To be more specific, the evangelical, right-wing, oogedy-boogedy branch of the GOP is what ails the erstwhile conservative party and will continue to afflict and marginalize its constituents if reckoning doesn’t soon cometh.

It never ceases to amaze me how the least influential, but most reliable factions in the GOP are so readily blamed for what is wrong with that party. I am trying to think of some comparable example on the other side. It would be something like blaming the travails of the Democratic Party in 2002 on antiwar progressives or civil libertarians, groups that clearly had little or no pull with party leaders at the time and haven’t had nearly as much since then as you might suppose they would. Despite their numbers, and in large part because of their reliability as Republican voters, evangelicals and social conservatives draw very little water in the GOP. Each cycle GOP leaders see how little it will take to get these voters to turn out for their candidates, and what that amount of lip service is each cycle they try to reduce it.

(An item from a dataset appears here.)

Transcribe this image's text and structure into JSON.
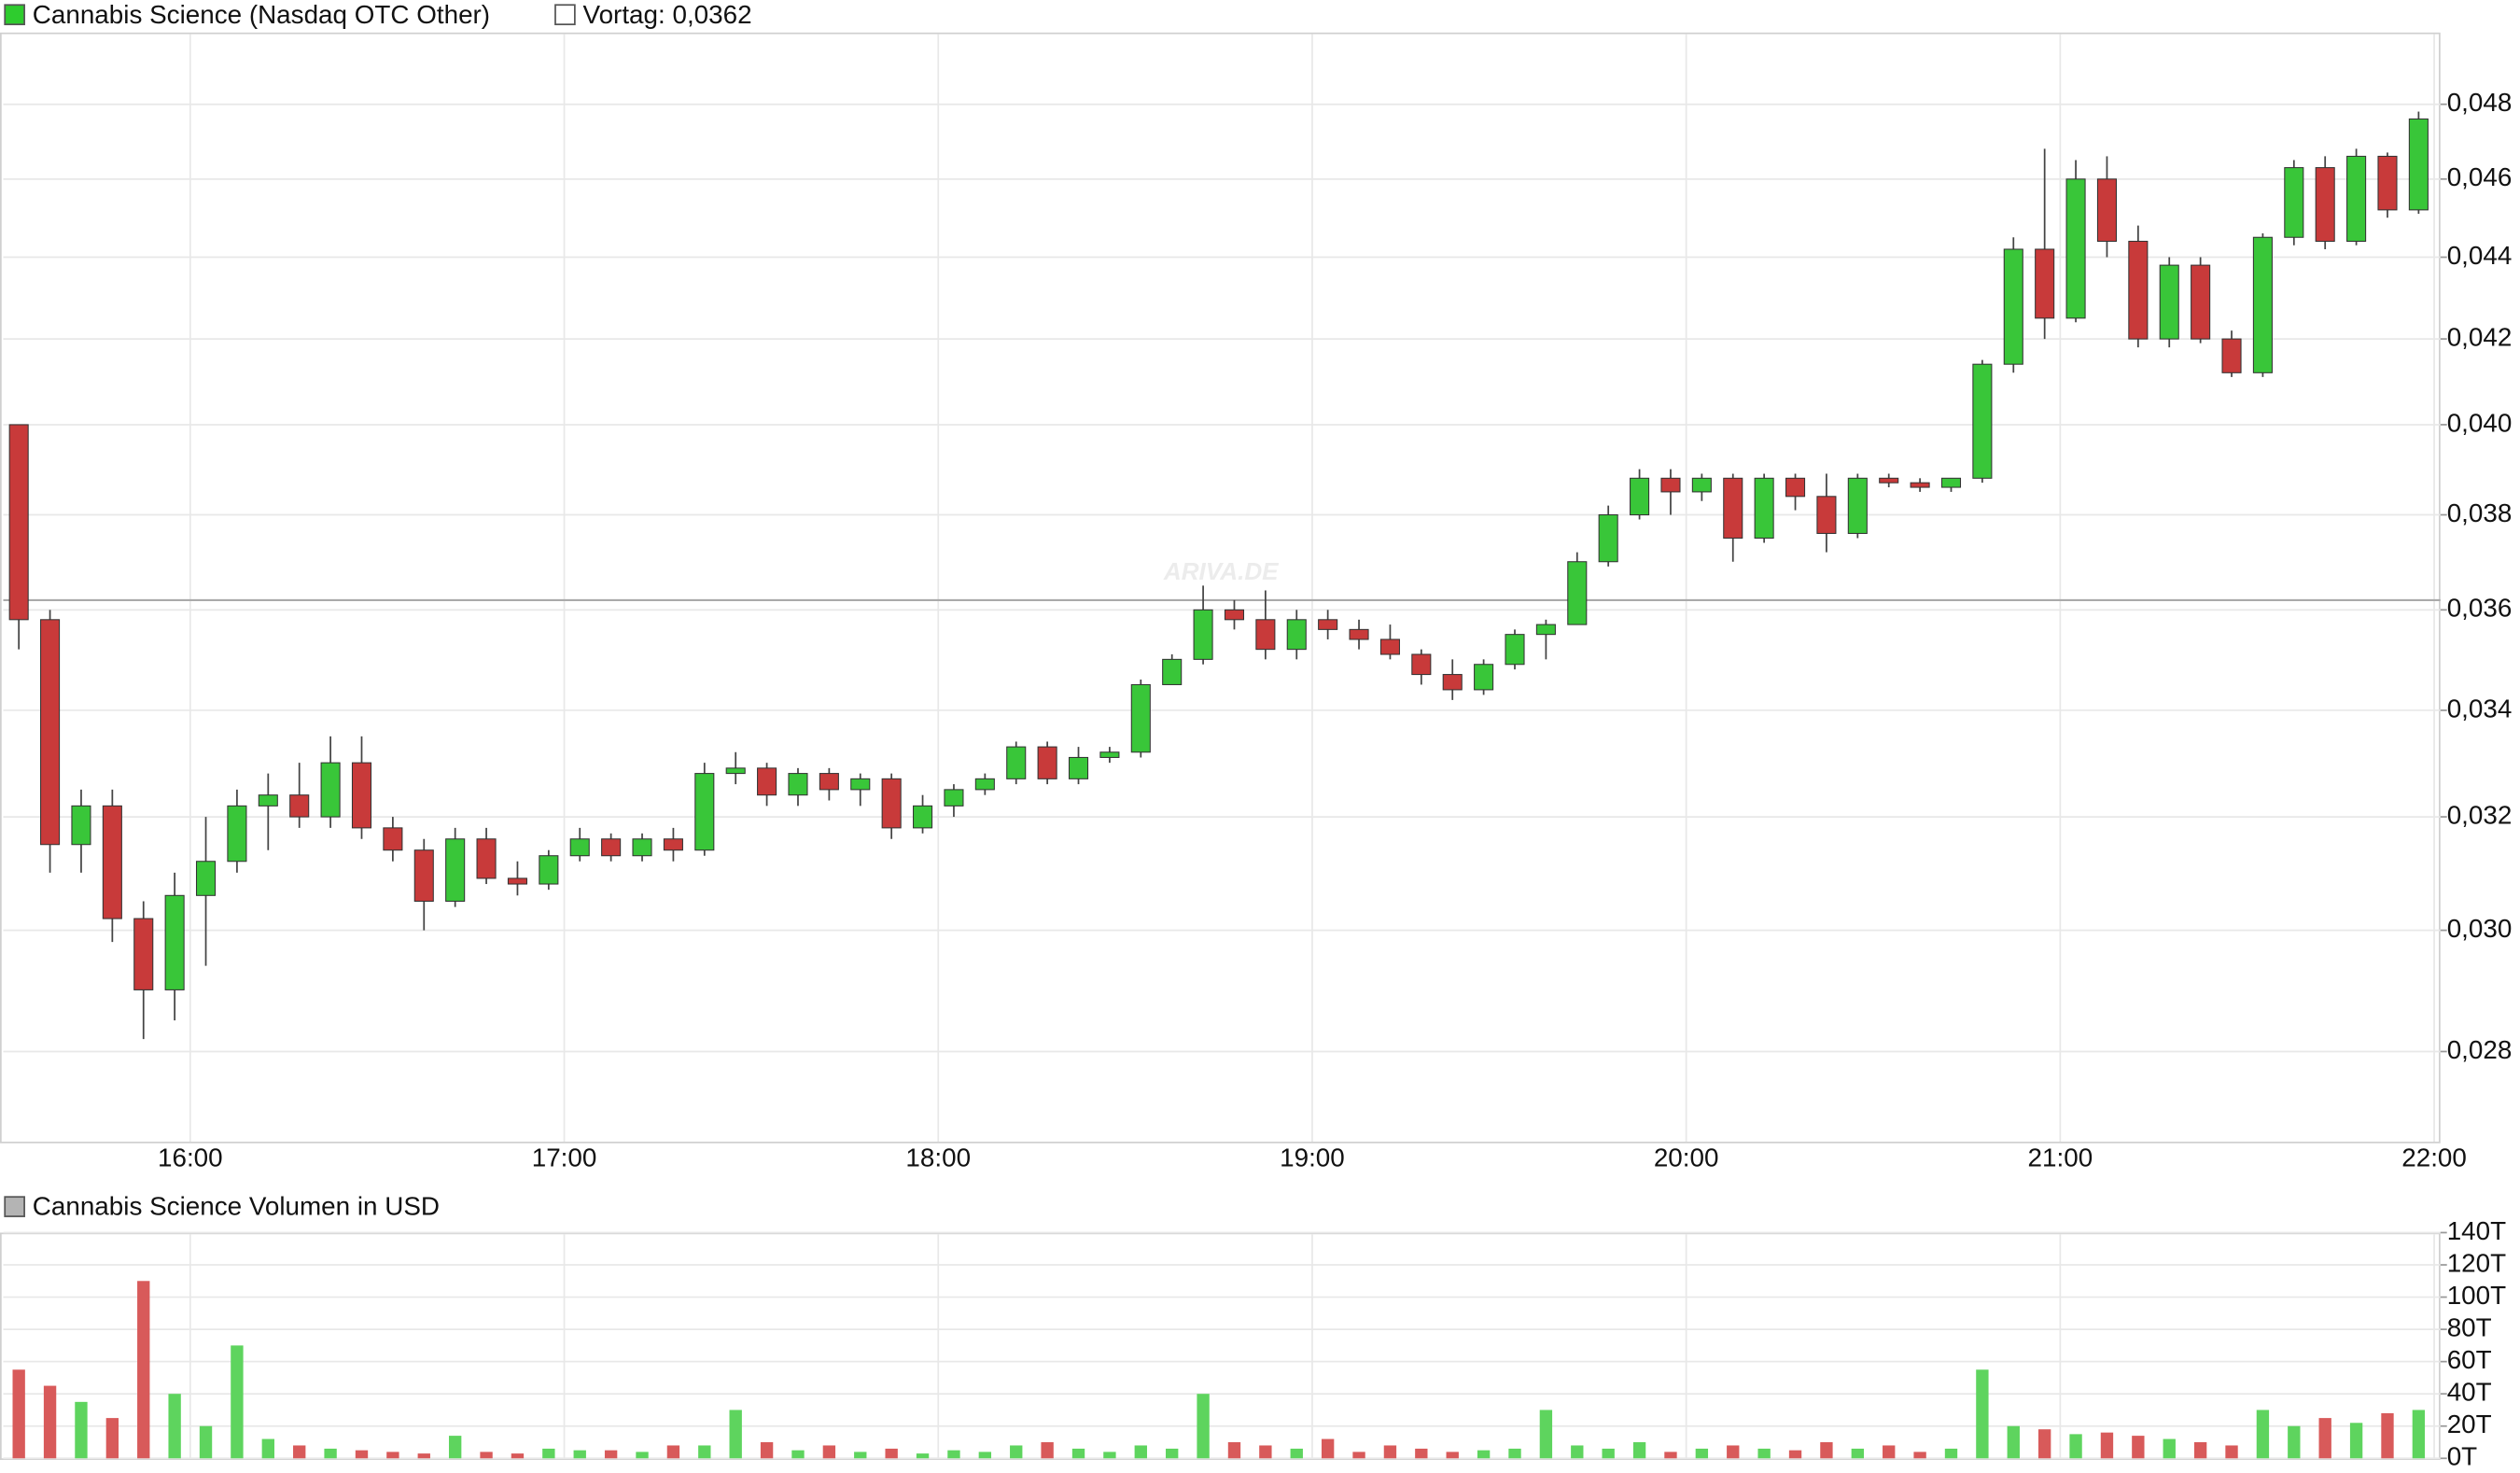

The voters continue to turn out, despite having less and less reason to do so, and for their trouble they are accused of the errors that the party leaders made and into which the establishment dragged them.

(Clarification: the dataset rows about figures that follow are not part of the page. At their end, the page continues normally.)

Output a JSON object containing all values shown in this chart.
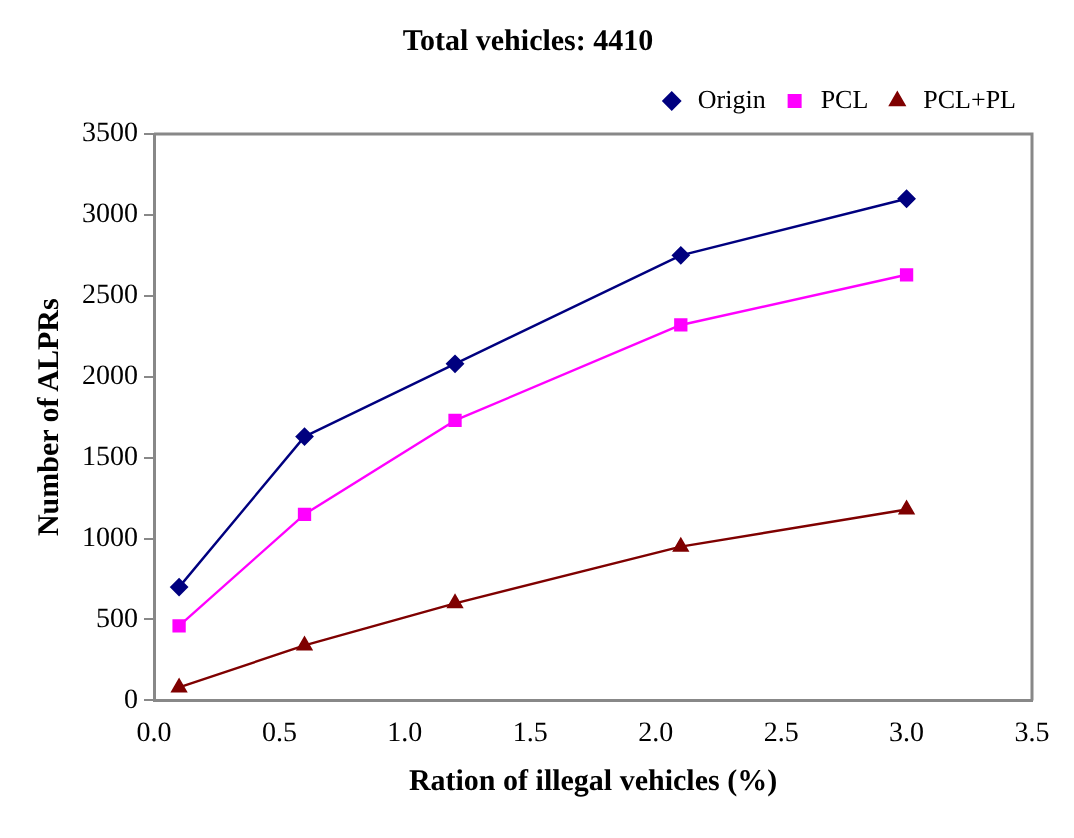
{
  "chart_data": {
    "type": "line",
    "title": "Total vehicles: 4410",
    "xlabel": "Ration of illegal vehicles (%)",
    "ylabel": "Number of ALPRs",
    "xlim": [
      0,
      3.5
    ],
    "xticks": [
      {
        "value": 0,
        "label": "0.0"
      },
      {
        "value": 0.5,
        "label": "0.5"
      },
      {
        "value": 1,
        "label": "1.0"
      },
      {
        "value": 1.5,
        "label": "1.5"
      },
      {
        "value": 2,
        "label": "2.0"
      },
      {
        "value": 2.5,
        "label": "2.5"
      },
      {
        "value": 3,
        "label": "3.0"
      },
      {
        "value": 3.5,
        "label": "3.5"
      }
    ],
    "ylim": [
      0,
      3500
    ],
    "yticks": [
      0,
      500,
      1000,
      1500,
      2000,
      2500,
      3000,
      3500
    ],
    "grid": false,
    "legend": "top right",
    "line_style": "solid",
    "x": [
      0.1,
      0.6,
      1.2,
      2.1,
      3.0
    ],
    "series": [
      {
        "name": "Origin",
        "color": "#00007f",
        "marker": "diamond",
        "values": [
          700,
          1630,
          2080,
          2750,
          3100
        ]
      },
      {
        "name": "PCL",
        "color": "#ff00ff",
        "marker": "square",
        "values": [
          460,
          1150,
          1730,
          2320,
          2630
        ]
      },
      {
        "name": "PCL+PL",
        "color": "#7f0000",
        "marker": "triangle",
        "values": [
          80,
          340,
          600,
          950,
          1180
        ]
      }
    ]
  }
}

Certainly there is an argument to be made that dead-end partisans qua dead-end partisans who cannot speak to anyone outside their party are a problem, and you can make the case that the holdouts who still think Bush has done a good job are complicit to some degree in all of his errors and crimes. Maybe there is some significant overlap with the so-called “oogedy-boogedy” set, but then the problem with them wouldn’t be their religiosity or their social conservatism or any of the cultural markers that freaked out every pundit east of the Appalachians when Mike Huckabee would start to speak. Instead, the problem is that they were too wedded to the Bush administration and its failed record, and they were too dependent on reciting the trite slogans they heard on the radio and read in syndicated conservative columns.

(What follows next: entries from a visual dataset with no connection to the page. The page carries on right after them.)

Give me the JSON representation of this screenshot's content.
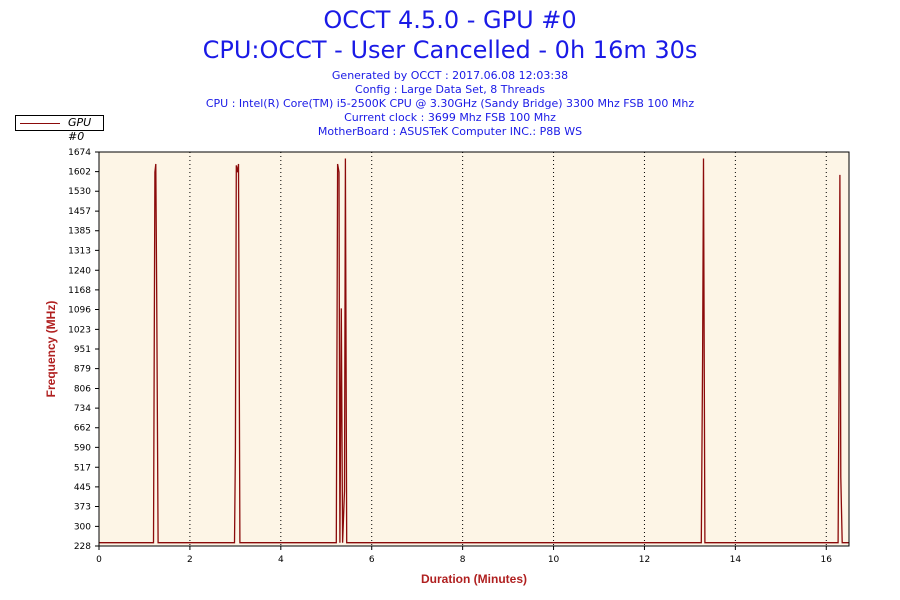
{
  "header": {
    "title_line1": "OCCT 4.5.0 - GPU #0",
    "title_line2": "CPU:OCCT - User Cancelled - 0h 16m 30s",
    "info": [
      "Generated by OCCT : 2017.06.08 12:03:38",
      "Config : Large Data Set, 8 Threads",
      "CPU : Intel(R) Core(TM) i5-2500K CPU @ 3.30GHz (Sandy Bridge) 3300 Mhz FSB 100 Mhz",
      "Current clock : 3699 Mhz FSB 100 Mhz",
      "MotherBoard : ASUSTeK Computer INC.: P8B WS"
    ]
  },
  "colors": {
    "line": "#8b0a0a",
    "plot_background": "#fdf5e6",
    "title": "#1a1ae6",
    "axis_title": "#b02020"
  },
  "chart_data": {
    "type": "line",
    "xlabel": "Duration (Minutes)",
    "ylabel": "Frequency (MHz)",
    "xlim": [
      0,
      16.5
    ],
    "ylim": [
      228,
      1674
    ],
    "x_ticks": [
      0,
      2,
      4,
      6,
      8,
      10,
      12,
      14,
      16
    ],
    "y_ticks": [
      228,
      300,
      373,
      445,
      517,
      590,
      662,
      734,
      806,
      879,
      951,
      1023,
      1096,
      1168,
      1240,
      1313,
      1385,
      1457,
      1530,
      1602,
      1674
    ],
    "grid": "vertical dotted",
    "legend": "top-left",
    "series": [
      {
        "name": "GPU #0",
        "points": [
          [
            0,
            240
          ],
          [
            1.2,
            240
          ],
          [
            1.23,
            1600
          ],
          [
            1.25,
            1630
          ],
          [
            1.27,
            1150
          ],
          [
            1.3,
            240
          ],
          [
            2.98,
            240
          ],
          [
            3.0,
            580
          ],
          [
            3.02,
            1625
          ],
          [
            3.05,
            1600
          ],
          [
            3.07,
            1630
          ],
          [
            3.1,
            240
          ],
          [
            5.22,
            240
          ],
          [
            5.25,
            1630
          ],
          [
            5.28,
            1600
          ],
          [
            5.3,
            240
          ],
          [
            5.33,
            1100
          ],
          [
            5.36,
            240
          ],
          [
            5.4,
            430
          ],
          [
            5.42,
            1650
          ],
          [
            5.45,
            240
          ],
          [
            13.25,
            240
          ],
          [
            13.28,
            920
          ],
          [
            13.3,
            1650
          ],
          [
            13.33,
            240
          ],
          [
            16.26,
            240
          ],
          [
            16.28,
            820
          ],
          [
            16.3,
            1590
          ],
          [
            16.32,
            480
          ],
          [
            16.35,
            240
          ],
          [
            16.5,
            240
          ]
        ]
      }
    ]
  }
}
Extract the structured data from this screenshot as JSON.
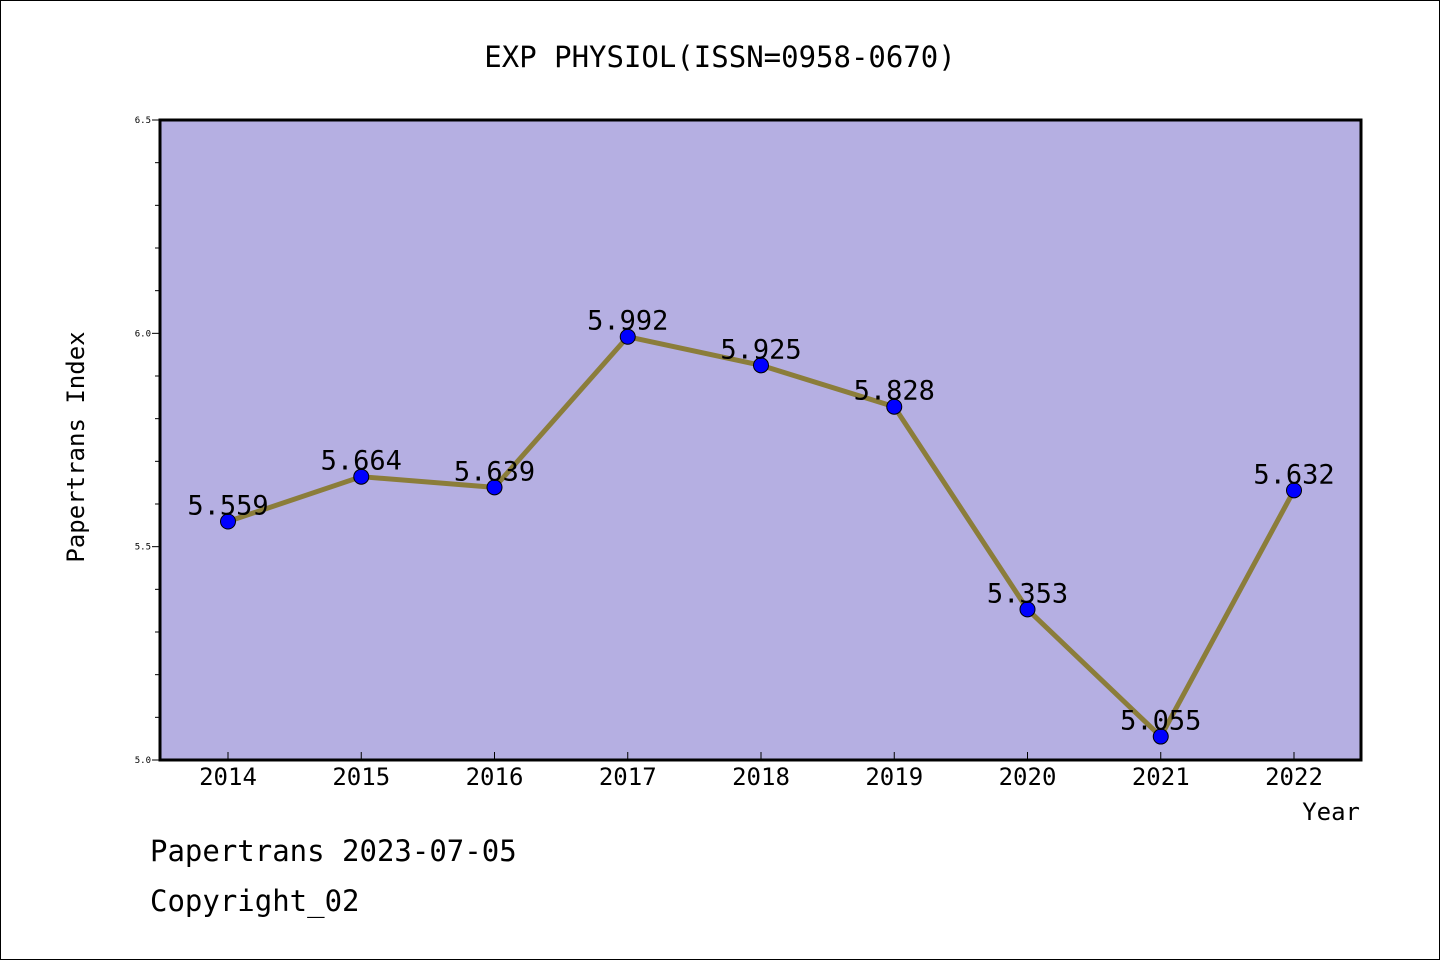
{
  "chart_data": {
    "type": "line",
    "title": "EXP PHYSIOL(ISSN=0958-0670)",
    "xlabel": "Year",
    "ylabel": "Papertrans Index",
    "categories": [
      "2014",
      "2015",
      "2016",
      "2017",
      "2018",
      "2019",
      "2020",
      "2021",
      "2022"
    ],
    "series": [
      {
        "values": [
          5.559,
          5.664,
          5.639,
          5.992,
          5.925,
          5.828,
          5.353,
          5.055,
          5.632
        ]
      }
    ],
    "data_labels": [
      "5.559",
      "5.664",
      "5.639",
      "5.992",
      "5.925",
      "5.828",
      "5.353",
      "5.055",
      "5.632"
    ],
    "ylim": [
      5.0,
      6.5
    ],
    "yticks": [
      "5.0",
      "5.5",
      "6.0",
      "6.5"
    ],
    "grid": false,
    "legend": "none",
    "colors": {
      "plot_background": "#b5afe2",
      "line": "#8b7d3a",
      "marker": "#0000ff"
    }
  },
  "footer": {
    "line1": "Papertrans 2023-07-05",
    "line2": "Copyright_02"
  }
}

Of course, the war was a major reason why the GOP fell into disrepute, and Parker notably still has nothing to say about that. I am going to go out on a limb and guess that she has rarely, if ever, written a single word of serious criticism of the administration regarding the war. You cannot diagnose what ails Republicans if you have no credibility on this most basic of policy questions, and there is no reason to think that Parker has any.